14 Oct, 2008 - Singapore-based food, dairy, fruit juice and meat company QAF Ltd has posted a profit warning for the quarter ending 30 September due to rising production costs and a slump in selling prices caused by the global financial crisis.
QAF, which owns a number of companies throughout Asia and Australia, revealed it expects the before-tax loss for Q3 to be “substantially higher” than the S$1.5 million deficit it posted at the end of June 2008.
The performance of its Chinese apple juice division as well as its meat and animal feed operations in Australia incurred most losses, the company admitted.
“Both divisions suffered from having to purchase raw materials at harvest time (around the end of 2007 and early 2008) when there was global escalation of food prices,” a QAF statement said.
“It added: “This has resulted in high production costs and the onset of the global economic downturn has also affected the divisions’ selling prices as trading conditions became difficult."
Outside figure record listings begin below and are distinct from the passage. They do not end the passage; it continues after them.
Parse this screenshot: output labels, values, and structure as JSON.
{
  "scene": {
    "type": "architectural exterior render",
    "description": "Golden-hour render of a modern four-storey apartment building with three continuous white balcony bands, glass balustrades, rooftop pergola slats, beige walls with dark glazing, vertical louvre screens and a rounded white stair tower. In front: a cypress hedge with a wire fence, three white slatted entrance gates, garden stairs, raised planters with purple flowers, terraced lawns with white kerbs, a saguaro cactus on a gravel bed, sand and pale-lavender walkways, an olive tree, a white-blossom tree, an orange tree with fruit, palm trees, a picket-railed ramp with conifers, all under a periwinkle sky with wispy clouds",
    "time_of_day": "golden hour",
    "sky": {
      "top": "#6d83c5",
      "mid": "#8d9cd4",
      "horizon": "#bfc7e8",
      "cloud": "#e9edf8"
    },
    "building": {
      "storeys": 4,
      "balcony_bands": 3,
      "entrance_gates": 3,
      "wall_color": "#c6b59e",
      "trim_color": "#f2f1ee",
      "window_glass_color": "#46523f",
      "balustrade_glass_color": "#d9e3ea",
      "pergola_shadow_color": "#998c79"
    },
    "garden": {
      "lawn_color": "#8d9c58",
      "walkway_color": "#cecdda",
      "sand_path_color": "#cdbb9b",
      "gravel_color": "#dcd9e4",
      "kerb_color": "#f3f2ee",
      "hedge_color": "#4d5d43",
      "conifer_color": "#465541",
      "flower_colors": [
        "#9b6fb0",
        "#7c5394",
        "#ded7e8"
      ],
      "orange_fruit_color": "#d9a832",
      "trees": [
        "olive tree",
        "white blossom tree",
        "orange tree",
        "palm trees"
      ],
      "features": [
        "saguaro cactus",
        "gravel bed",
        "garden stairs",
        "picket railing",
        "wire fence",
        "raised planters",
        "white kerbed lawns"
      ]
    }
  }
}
The firm’s profits have also been hit by “unrealised foreign exchange” losses arising from the strengthening of the Singapore dollar. The Singapore Stock Exchange’s rejection of the acquisition proposal by Iconic Global Ltd and the consequent “remaining investment cost of S$1.5 million in Iconic in the third quarter” woud also have an effect, said QAF.
The company said it would release its results on 14 November.